Transformation results 08/09

Plasmid Amount of DNA Strain Ligation ratio (vector:insert by volume) Number of colonies
P108 (vector control) 7 ul 100 ul DH5-alpha 2 (vector)!6 (water) 0
P45+108 7 ul 100 ul DH5-alpha 2:6 1
P17 in p15A (vector control) 7 ul 100 ul DH5-alpha 1 (vector):7 (water) 188
(P17 in p15A)+P39 7 ul 50 ul TOP10 1:7 1
(P17 in p15A)+P39 7 ul 100 ul DH5-alpha 1:7 0
(P17 in p15A)+P38 7 ul 50 ul TOP10 1:7 3
(P17 in p15A)+P38 7 ul 100 ul DH5-alpha 1:7 0

Colony PCR 8/9

We picked all of the noncontrol colonies and one control colony for colony PCR using the BBp/sfx primers.

08-09 colony mxh.jpg 1.2% E-gel visualized using EtBr/UV
Lane Contents (approx. expected band size)
1 P39+P17 in P1/3- col#1 (~940bp)
2-5 P38+P17 in P1/3- col#2-5 (~940bp)
6 1kb ladder
8-9 P108+P45 (same sample) (~2.3kb)
10 ligation control (no insert)

Since the bands are at least plausible, the P38/39 in P1/3 samples were grown up and miniprepped.

Retransformation 8/9

We retransformed 5μL of the P39+17 in P1/3 ligation into 50μL DH5α and obtained two colonies.

Colony PCR shows that one of these does not contain the right construct. The other was set up in 5ml culture.

08-10 colpcr ta.jpg

1kb ladder, colony A, colony B (both should have ~950 products if correct)

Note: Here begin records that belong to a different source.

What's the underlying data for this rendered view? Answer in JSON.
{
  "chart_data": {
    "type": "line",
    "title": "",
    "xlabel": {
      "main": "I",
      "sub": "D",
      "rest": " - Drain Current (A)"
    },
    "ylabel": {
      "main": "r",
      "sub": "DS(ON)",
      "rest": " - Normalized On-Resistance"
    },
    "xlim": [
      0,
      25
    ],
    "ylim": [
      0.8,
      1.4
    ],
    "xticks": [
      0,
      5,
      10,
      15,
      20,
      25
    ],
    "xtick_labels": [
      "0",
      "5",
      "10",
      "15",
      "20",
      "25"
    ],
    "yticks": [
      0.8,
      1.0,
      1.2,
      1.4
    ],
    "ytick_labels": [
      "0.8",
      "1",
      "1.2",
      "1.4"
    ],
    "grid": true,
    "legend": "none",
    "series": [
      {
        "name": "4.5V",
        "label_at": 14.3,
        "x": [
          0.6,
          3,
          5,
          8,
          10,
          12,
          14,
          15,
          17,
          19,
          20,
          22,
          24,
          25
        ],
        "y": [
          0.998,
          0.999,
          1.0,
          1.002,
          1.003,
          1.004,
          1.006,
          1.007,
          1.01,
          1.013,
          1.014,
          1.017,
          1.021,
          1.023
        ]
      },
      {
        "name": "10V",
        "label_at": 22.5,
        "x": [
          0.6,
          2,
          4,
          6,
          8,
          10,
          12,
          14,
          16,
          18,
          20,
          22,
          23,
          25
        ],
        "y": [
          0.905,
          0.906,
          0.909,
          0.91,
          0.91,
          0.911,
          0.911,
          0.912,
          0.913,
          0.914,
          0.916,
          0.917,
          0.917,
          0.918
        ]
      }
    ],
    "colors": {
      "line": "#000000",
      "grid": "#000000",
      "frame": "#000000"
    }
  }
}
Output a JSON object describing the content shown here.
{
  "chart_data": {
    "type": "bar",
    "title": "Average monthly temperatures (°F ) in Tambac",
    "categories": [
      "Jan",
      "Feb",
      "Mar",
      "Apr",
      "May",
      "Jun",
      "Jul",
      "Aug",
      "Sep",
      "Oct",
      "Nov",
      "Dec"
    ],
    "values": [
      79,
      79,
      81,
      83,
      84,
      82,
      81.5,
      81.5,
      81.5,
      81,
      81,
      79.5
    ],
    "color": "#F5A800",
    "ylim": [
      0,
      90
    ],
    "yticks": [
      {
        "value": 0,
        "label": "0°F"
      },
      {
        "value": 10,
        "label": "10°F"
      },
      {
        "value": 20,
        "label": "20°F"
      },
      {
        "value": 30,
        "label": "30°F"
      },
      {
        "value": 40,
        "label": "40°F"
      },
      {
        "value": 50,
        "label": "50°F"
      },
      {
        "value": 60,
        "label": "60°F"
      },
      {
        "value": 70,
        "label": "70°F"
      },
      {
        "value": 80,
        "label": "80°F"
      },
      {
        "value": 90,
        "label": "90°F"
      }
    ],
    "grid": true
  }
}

New ligations and transformations 08/10

We retransformed our old P108+45 (2:6 vector to insert) ligation and the old vector control. We also did this ligation over with a 2:1 molecular ratio of insert to vector. Both P108 (4155 bp) and P45 (876 bp) were about 17 ng/μL. We used a ratio of 5.4:2.3 vector to insert by volume.

Transforming LacZ parts

We attempted to transform the following parts: I732017, E0435, E0435, I732005 into our competent DH5α. E0435 (on CM) had 0 colonies). The others (on Carb) had 10-20 extremely small colonies (after 16+hrs of incubation) each. We picked 2 of each for liquid culture, but none grew.

We requested the parts directly from MIT.